A partir de tal ponto de vista, pode-se dizer que a tecnologia do útero artificial não implicaria em quaisquer prejuízos para a possibilidade de desempenho de projetos parentais viáveis e legítimos. Pelo contrário, o seu uso passaria a ser uma nova alternativa para aquelas pessoas que buscam ter filhos genéticos e não desejem recorrer ao emprego da GS; implicando, inclusive, na promoção de maior equidade entre os múltiplos contextos familiares, sejam eles heteroafetivos ou homoafetivos, biparentais, monoparentais, multiparentais ou coparentais(12). Dessa maneira, pode-se dizer que o recurso a tal tecnologia procriativa remete a um reforço necessário para a consolidação jurídico-legislativa da vontade procriacional, no contexto brasileiro, como um dos critérios legais de atribuição de filiação, tais quais o biológico, o genético, o socioafetivo e as presunções jurídicas de filiação13.
5. Considerações finais
No tocante à aplicação da tecnologia do útero artificial no processo de reprodução humana, não se pode dizer ainda que ela seja uma realidade. Porém, as mais recentes pesquisas científicas, na área, têm demonstrado que é só uma questão de tempo até que mais essa "barreira" natural seja ultrapassada. Afinal, já se tem a possibilidade de iniciar o processo reprodutivo de maneira extracorpórea (com o uso da FIV), assim como de finalizá-lo extrauterinamente (com o recurso a incubadoras para os bebês prematuros). Ademais, inúmeros estudos e pesquisas estão sendo realizadas, de modo a servir de subsídio para um futuro desenvolvimento efetivo dessa ferramenta, como a EUFI, a "co-cultura", a "biobag womb", a EVE platform etc.
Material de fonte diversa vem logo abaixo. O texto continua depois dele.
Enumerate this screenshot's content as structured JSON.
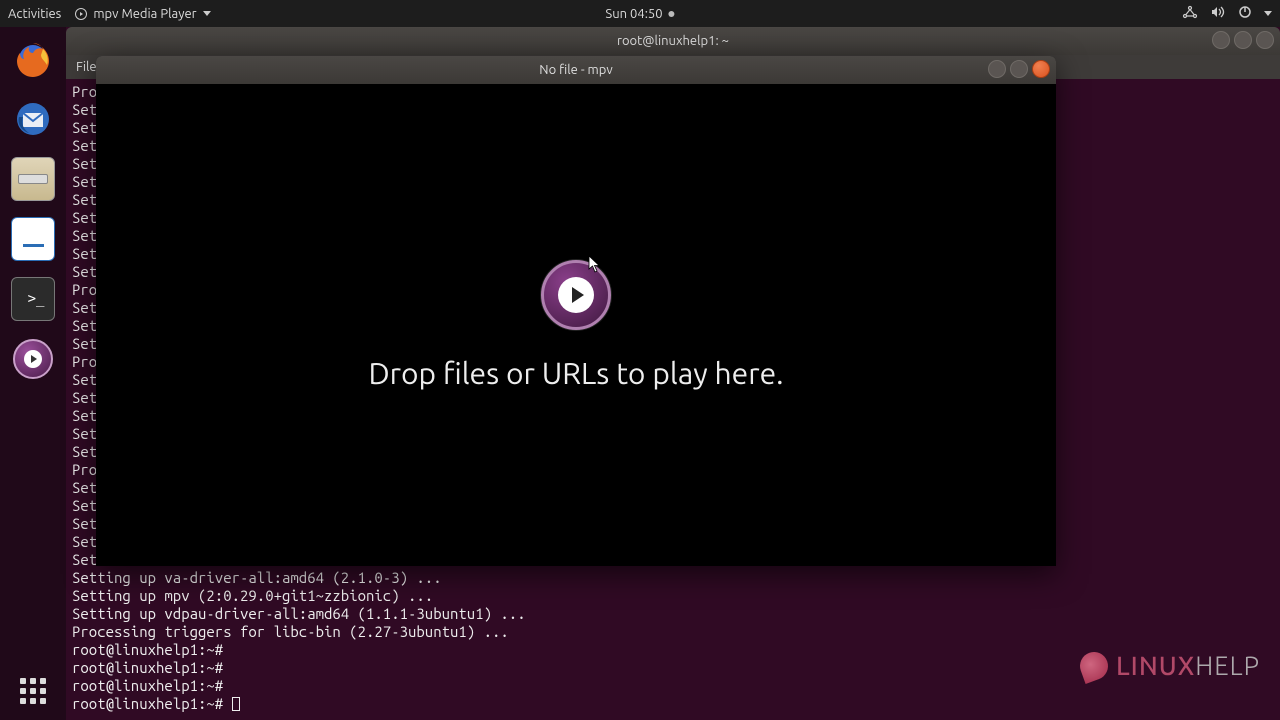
{
  "topbar": {
    "activities": "Activities",
    "app_name": "mpv Media Player",
    "clock": "Sun 04:50"
  },
  "terminal": {
    "title": "root@linuxhelp1: ~",
    "menu_file": "File",
    "lines_bg": [
      "Pro",
      "Set",
      "Set",
      "Set",
      "Set",
      "Set",
      "Set",
      "Set",
      "Set",
      "Set",
      "Set",
      "Pro",
      "Set",
      "Set",
      "Set",
      "Pro",
      "Set",
      "Set",
      "Set",
      "Set",
      "Set",
      "Pro",
      "Set",
      "Set",
      "Set",
      "Set",
      "Set"
    ],
    "lines_after": [
      "Setting up va-driver-all:amd64 (2.1.0-3) ...",
      "Setting up mpv (2:0.29.0+git1~zzbionic) ...",
      "Setting up vdpau-driver-all:amd64 (1.1.1-3ubuntu1) ...",
      "Processing triggers for libc-bin (2.27-3ubuntu1) ..."
    ],
    "prompt": "root@linuxhelp1:~#"
  },
  "mpv": {
    "title": "No file - mpv",
    "drop_text": "Drop files or URLs to play here."
  },
  "watermark": {
    "part1": "LINUX",
    "part2": "HELP"
  }
}
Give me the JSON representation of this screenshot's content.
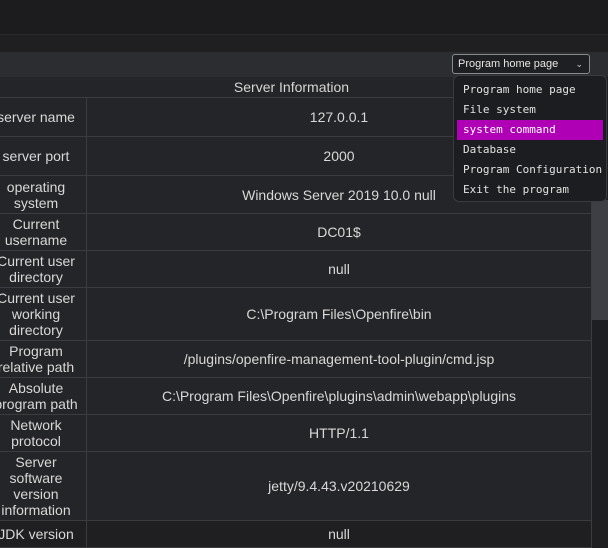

Diante disso, o recurso a ectogênese não poderá retirar das pessoas que a ela socorrerem-se para desempenhar projetos parentais próprios o direito à efetivação de seus vínculos paterno-materno-filiais com as crianças oriundas desse procedimento, sob pena de estarem-se desrespeitando os seus direitos fundamentais, bem como os da futura prole. Por essa razão, vislumbra-se que, cada vez mais, é preciso que haja uma consolidação jurídico-legislativa do critério da vontade procriacional - pautado no consentimento livre e esclarecido - para atribuição de vínculos filiatórios oriundos do uso da RHA, notadamente quando se considera a hipótese da ectogênese. Dessa maneira, tecnologias futuras como a do útero artificial poderão ser melhor exploradas no intuito de difundir novas formas de estabelecer elos de filiação, os quais agregar-se-ão as maneiras já existentes e conhecidas de concebê-los e atribui-los.